Coibentazione del tetto: quale nuovo?

Come funziona
Le dispersioni termiche attraverso la copertura di un edificio rappresentano una parte rilevante delle perdite per trasmissione attraverso l'intero involucro. Gli interventi per la coibentazione del tetto variano in base al tipo di copertura. Nel caso di coperture piane è importante prevedere una buona impermeabilizzazione per evitare infiltrazioni di acqua che potrebbero deteriorare la struttura e l'isolamento. Le tecniche più comuni di isolamento termico della copertura piana sono: applicazione, al di sopra della struttura esistente, di uno strato isolante, di un manto impermeabile e di una pavimentazione, nei casi di copertura praticabile, oppure di una protezione del manto stesso in ghiaia e argilla espansa; l'isolante impiegato deve essere impermeabile all'acqua e deve avere un basso coefficiente di dilatazione al calore e una buone resistenza meccanica; possono essere impiegati isolani: quali polistirene estruso e vetro cellulare; in alcuni casi si utilizza un pacchetto costituito da componente isolante e gesso rivestito con alluminio, in altri i pannelli, in genere già dotati di finitura superficiale, si incollano sull'intradosso della soletta; lo spessore dei pannelli, definito in base alle dispersioni termiche della copertura, è generalmente maggiore di 2 cm.
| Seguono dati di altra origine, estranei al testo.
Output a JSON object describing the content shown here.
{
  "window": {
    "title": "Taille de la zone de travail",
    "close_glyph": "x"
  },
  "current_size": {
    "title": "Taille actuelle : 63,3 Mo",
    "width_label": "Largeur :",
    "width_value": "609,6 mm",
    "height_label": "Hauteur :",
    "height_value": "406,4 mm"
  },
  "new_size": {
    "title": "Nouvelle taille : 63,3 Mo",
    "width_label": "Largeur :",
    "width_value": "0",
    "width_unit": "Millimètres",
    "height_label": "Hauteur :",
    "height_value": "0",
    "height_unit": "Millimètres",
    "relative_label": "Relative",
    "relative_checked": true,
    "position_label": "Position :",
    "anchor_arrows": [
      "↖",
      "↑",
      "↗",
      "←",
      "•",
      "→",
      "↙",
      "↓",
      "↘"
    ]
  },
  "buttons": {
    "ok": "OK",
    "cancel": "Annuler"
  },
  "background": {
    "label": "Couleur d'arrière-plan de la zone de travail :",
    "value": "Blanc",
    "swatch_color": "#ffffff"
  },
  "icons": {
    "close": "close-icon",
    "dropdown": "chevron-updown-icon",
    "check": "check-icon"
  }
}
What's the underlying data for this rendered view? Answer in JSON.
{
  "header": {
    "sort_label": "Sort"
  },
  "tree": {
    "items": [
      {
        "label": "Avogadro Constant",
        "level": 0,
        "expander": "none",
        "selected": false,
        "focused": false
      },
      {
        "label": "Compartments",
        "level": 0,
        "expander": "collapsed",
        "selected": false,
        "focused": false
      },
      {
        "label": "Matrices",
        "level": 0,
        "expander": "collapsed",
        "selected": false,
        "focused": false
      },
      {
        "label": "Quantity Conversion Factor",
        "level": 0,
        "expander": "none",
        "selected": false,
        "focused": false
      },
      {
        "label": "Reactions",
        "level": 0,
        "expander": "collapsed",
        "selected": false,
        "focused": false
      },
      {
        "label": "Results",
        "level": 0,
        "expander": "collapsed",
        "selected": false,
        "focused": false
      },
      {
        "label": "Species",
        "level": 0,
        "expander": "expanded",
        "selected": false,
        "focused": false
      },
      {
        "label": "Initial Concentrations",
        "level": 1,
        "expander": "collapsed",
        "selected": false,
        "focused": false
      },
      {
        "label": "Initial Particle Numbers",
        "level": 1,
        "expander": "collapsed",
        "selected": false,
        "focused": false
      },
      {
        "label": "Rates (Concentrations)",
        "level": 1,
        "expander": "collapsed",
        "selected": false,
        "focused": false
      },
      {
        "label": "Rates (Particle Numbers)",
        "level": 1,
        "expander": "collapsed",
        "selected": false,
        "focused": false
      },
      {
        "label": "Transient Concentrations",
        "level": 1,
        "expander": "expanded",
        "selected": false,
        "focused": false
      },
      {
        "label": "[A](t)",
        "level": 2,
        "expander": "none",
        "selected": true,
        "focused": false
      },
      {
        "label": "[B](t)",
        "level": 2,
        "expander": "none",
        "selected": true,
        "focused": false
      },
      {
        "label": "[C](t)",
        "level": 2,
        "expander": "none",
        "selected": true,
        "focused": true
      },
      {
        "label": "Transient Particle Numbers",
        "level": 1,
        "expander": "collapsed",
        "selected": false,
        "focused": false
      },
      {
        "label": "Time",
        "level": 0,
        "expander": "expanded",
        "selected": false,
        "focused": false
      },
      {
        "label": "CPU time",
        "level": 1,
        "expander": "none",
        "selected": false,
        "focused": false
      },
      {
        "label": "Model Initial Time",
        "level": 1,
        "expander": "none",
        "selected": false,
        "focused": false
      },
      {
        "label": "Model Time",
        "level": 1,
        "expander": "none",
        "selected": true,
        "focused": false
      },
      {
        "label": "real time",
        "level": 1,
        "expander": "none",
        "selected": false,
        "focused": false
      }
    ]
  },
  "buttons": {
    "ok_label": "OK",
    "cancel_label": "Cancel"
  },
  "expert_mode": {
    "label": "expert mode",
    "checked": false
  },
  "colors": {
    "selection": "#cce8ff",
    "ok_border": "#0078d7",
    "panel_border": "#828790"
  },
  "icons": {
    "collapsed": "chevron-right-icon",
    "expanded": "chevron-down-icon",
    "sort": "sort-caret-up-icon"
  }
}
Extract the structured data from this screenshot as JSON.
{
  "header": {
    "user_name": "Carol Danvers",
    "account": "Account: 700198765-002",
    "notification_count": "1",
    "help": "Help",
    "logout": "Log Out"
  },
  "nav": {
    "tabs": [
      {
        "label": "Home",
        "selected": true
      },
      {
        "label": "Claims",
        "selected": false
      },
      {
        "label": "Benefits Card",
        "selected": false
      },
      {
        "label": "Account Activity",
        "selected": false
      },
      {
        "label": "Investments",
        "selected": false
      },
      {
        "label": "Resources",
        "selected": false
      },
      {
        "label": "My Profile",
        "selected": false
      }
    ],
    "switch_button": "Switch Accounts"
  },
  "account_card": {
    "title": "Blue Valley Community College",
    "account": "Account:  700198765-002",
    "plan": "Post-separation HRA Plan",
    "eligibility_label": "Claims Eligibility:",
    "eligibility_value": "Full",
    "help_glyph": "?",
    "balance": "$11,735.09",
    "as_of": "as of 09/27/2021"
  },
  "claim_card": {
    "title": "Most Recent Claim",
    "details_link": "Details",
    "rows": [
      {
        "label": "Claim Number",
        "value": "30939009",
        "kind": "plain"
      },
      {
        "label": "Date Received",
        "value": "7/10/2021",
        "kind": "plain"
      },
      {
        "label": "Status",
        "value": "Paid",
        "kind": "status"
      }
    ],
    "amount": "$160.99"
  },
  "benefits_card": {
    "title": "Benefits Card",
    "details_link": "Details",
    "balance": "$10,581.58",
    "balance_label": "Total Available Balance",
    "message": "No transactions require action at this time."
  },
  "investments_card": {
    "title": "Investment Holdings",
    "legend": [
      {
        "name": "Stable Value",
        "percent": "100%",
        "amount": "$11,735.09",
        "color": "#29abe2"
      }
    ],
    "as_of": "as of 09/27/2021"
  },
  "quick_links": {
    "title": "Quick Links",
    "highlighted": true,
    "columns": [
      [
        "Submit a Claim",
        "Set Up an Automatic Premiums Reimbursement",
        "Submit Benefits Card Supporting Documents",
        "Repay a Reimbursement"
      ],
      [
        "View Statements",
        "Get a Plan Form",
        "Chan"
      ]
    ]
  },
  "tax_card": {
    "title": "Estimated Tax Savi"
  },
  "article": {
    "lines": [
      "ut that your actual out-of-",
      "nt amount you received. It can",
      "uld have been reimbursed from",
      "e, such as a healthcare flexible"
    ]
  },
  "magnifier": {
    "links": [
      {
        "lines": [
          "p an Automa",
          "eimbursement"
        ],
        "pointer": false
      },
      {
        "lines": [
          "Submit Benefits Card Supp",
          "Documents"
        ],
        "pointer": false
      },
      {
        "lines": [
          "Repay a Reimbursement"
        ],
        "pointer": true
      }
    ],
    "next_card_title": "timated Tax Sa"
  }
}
Nel caso di coperture a falde l'intervento di isolamento può essere attuato sulla superficie inclinata oppure sull'ultimo solaio piano. Nei casi in cui il locale sottotetto non è utilizzato si ricorre solitamente all'isolamento dell'ultima soletta piana in modo da ridurre il volume da riscaldare.

Le tecniche più diffuse di isolamento termico della copertura inclinata sono:
applicazione dell'isolante (polistirene espanso o poliuretano) sulla struttura delle falde del tetto (che può essere in listelli di legno, ferro, o travetti prefabbricati) o direttamente sotto le tegole, che vengono ancorate ad esso senza l'ausilio degli usuali listelli di legno; posa in opera "a secco", sopra l'estradosso dell'ultimo solaio, di uno strato isolante con sottostante strato di barriera al vapore, allo scopo di evitare il passaggio della condensa interna.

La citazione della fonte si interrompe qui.